Al New York Times ha detto di essere inorridito quando ha saputo di essere stato definito un miliardario: «Ero sulla rivista Forbes come miliardario, il che mi ha davvero, davvero fatto incazzare», ha detto. «Non ho un miliardo di dollari in banca. Non guido delle auto Lexus».
Questo disagio lo ha spinto a voler trovare una soluzione a lungo termine per la società. «Non sapevo cosa fare dell’azienda perché non ho mai voluto un’azienda», ha detto Chouinard nell’intervista. «Non volevo essere un uomo d’affari. Ora potrei morire domani e l’azienda continuerà a fare la cosa giusta per i prossimi 50 anni, e io non devo essere presente».
Così con la moglie Malinda e i suoi due figli, Fletcher e Claire, entrambi quarantenni, Chouinard ha deciso di far diventare la Terra “unica azionista” di Patagonia, come recita il titolo della sua lettera. Lui e Malinda hanno abbastanza risparmi per vivere comodamente il resto della loro vita, mentre i figli continueranno a lavorare per l’azienda, che però non distribuirà più alcun utile alla famiglia.
«Speriamo che questo influenzi una nuova forma di capitalismo che non si risolva con pochi ricchi e un sacco di poveri, stiamo cedendo la massima quantità di denaro a persone che stanno lavorando attivamente per salvare questo pianeta», ha detto l’imprenditore al New York Times. «Mi sento molto sollevato ad aver messo in ordine la mia vita. Per noi questa era la soluzione ideale».
Per l’imprenditore, non si tratta di idee nuove: nel libro intitolato Let my people go surfing. La filosofia di un imprenditore ribelle (Ediciclo, 2018) Chouinard scrive: «Sono più di sessant’anni che faccio l’imprenditore. Faccio fatica a dirlo: è come ammettere di essere un alcolizzato o un avvocato. È una professione che non ho mai rispettato. Buona parte dell’imprenditoria è ostile alla natura, distrugge le culture autoctone, ruba ai poveri per dare ai ricchi e avvelena la terra con gli scarichi delle fabbriche. Ma l’imprenditoria può anche produrre cibo, curare malattie, controllare la crescita demografica, dare lavoro e in generale arricchire le nostre vite. E può farlo guadagnandoci e senza rinunciare alla propria anima. (…) I miei valori sono il risultato di una vita vissuta nella natura e della mia passione per gli sport cosiddetti estremi. Io, mia moglie Malinda e gli altri ribelli di Patagonia abbiamo imparato da questi sport, dalla natura e dal nostro stile di vita alternativo, e abbiamo applicato queste lezioni alla gestione della nostra azienda».
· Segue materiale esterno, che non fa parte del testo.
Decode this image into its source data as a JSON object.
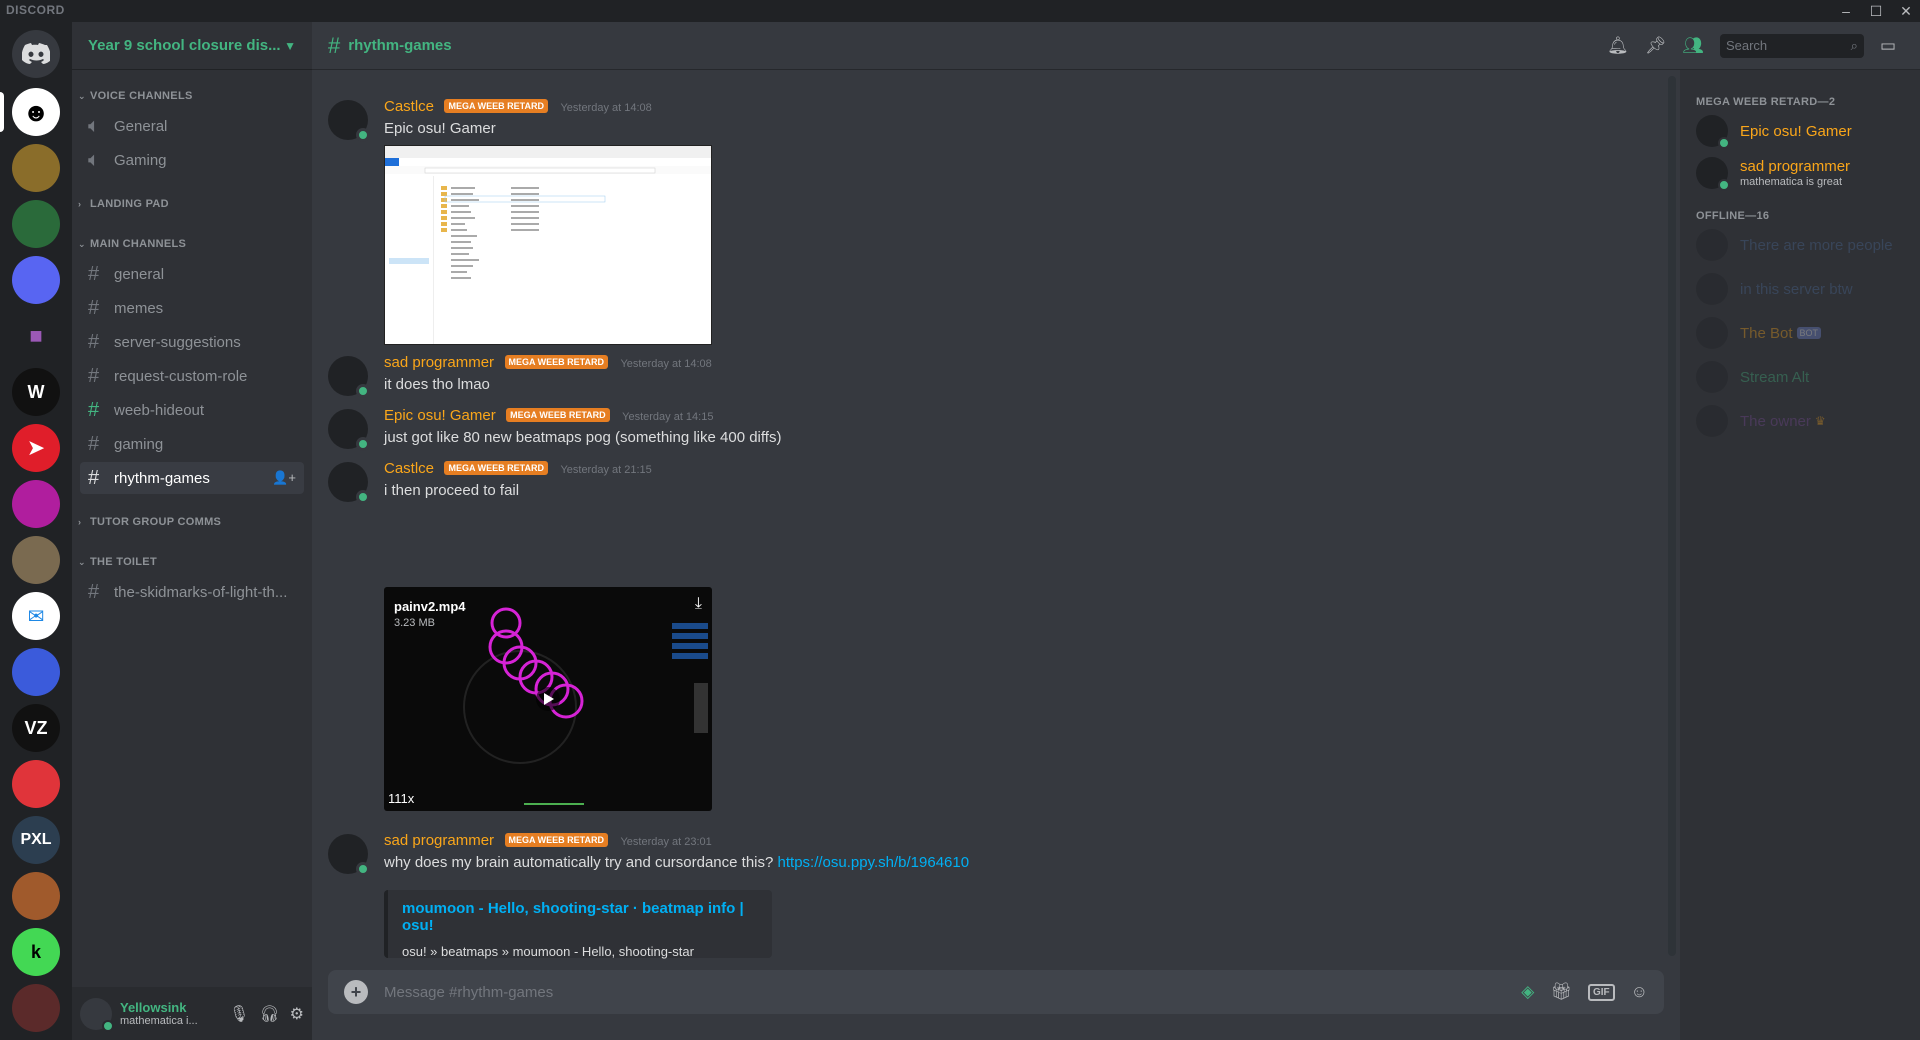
{
  "window": {
    "brand": "DISCORD"
  },
  "guild": {
    "name": "Year 9 school closure dis..."
  },
  "categories": {
    "voice": "VOICE CHANNELS",
    "landing": "LANDING PAD",
    "main": "MAIN CHANNELS",
    "tutor": "TUTOR GROUP COMMS",
    "toilet": "THE TOILET"
  },
  "voice_channels": [
    "General",
    "Gaming"
  ],
  "main_channels": [
    "general",
    "memes",
    "server-suggestions",
    "request-custom-role",
    "weeb-hideout",
    "gaming",
    "rhythm-games"
  ],
  "toilet_channels": [
    "the-skidmarks-of-light-th..."
  ],
  "server_labels": {
    "w": "W",
    "vz": "VZ",
    "pxl": "PXL"
  },
  "user": {
    "name": "Yellowsink",
    "status": "mathematica i..."
  },
  "channel": {
    "name": "rhythm-games",
    "search_placeholder": "Search",
    "composer_placeholder": "Message #rhythm-games"
  },
  "role_tag": "MEGA WEEB RETARD",
  "messages": [
    {
      "author": "Castlce",
      "time": "Yesterday at 14:08",
      "text": "Epic osu! Gamer"
    },
    {
      "author": "sad programmer",
      "time": "Yesterday at 14:08",
      "text": "it does tho lmao"
    },
    {
      "author": "Epic osu! Gamer",
      "time": "Yesterday at 14:15",
      "text": "just got like 80 new beatmaps pog  (something like 400 diffs)"
    },
    {
      "author": "Castlce",
      "time": "Yesterday at 21:15",
      "text": "i then proceed to fail"
    },
    {
      "author": "sad programmer",
      "time": "Yesterday at 23:01",
      "text": "why does my brain automatically try and cursordance this?",
      "link": "https://osu.ppy.sh/b/1964610"
    }
  ],
  "video": {
    "filename": "painv2.mp4",
    "size": "3.23 MB",
    "combo": "111x"
  },
  "link_embed": {
    "title": "moumoon - Hello, shooting-star · beatmap info | osu!",
    "description": "osu! » beatmaps » moumoon - Hello, shooting-star"
  },
  "members": {
    "online_header": "MEGA WEEB RETARD—2",
    "online": [
      {
        "name": "Epic osu! Gamer",
        "status": ""
      },
      {
        "name": "sad programmer",
        "status": "mathematica is great"
      }
    ],
    "offline_header": "OFFLINE—16",
    "offline": [
      {
        "name": "There are more people"
      },
      {
        "name": "in this server btw"
      },
      {
        "name": "The Bot",
        "tag": "BOT"
      },
      {
        "name": "Stream Alt"
      },
      {
        "name": "The owner"
      }
    ]
  },
  "icons": {
    "bell": "bell-icon",
    "pin": "pin-icon",
    "members": "members-icon",
    "inbox": "inbox-icon",
    "mic": "microphone-icon",
    "headphones": "headphones-icon",
    "settings": "gear-icon",
    "gift": "gift-icon",
    "emoji": "emoji-icon"
  },
  "colors": {
    "online_green": "#43b581",
    "name_orange": "#faa61a",
    "role_tag": "#e67e22",
    "link": "#00b0f4"
  }
}
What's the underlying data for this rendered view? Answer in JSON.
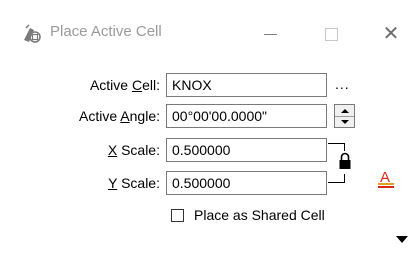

Un altro esempio della visione imprenditoriale di Chouinard è l’annuncio fatto pubblicare sul New York Times alcuni anni fa in occasione del Black Friday, quando Patagonia ha scoraggiato, di fatto, i consumatori dall’acquistare i suoi prodotti, con lo slogan: «Non comprare questa giacca». Lo scopo? Affrontare apertamente e “a testa alta” la questione del consumismo, invitando i consumatori a pensarci due volte, prima di fare un acquisto.
Chouinard non è l’unico miliardario che si è attivato in prima persona e a proprie spese per scopi benefici. Un altro esempio è rappresentato dal Giving Pledge, la campagna lanciata da Bill Gates e Warren Buffett nel 2010 per ispirare le persone più ricche del mondo a destinare almeno la metà del loro patrimonio netto alla filantropia, e che finora ha raccolto 230 sottoscrizioni da 28 Paesi del mondo. Tuttavia, come ha spiegato il fondatore del sito web Inside Philanthropy, David Callahan, al New York Times, l’“anomalia” di Patagonia è che mentre «la maggior parte dei miliardari regala solo una piccola parte del proprio patrimonio netto ogni anno», la famiglia Chouinard ha donato la maggior parte del proprio patrimonio, entrando a pieno titolo tra le famiglie più generose degli Stati Uniti.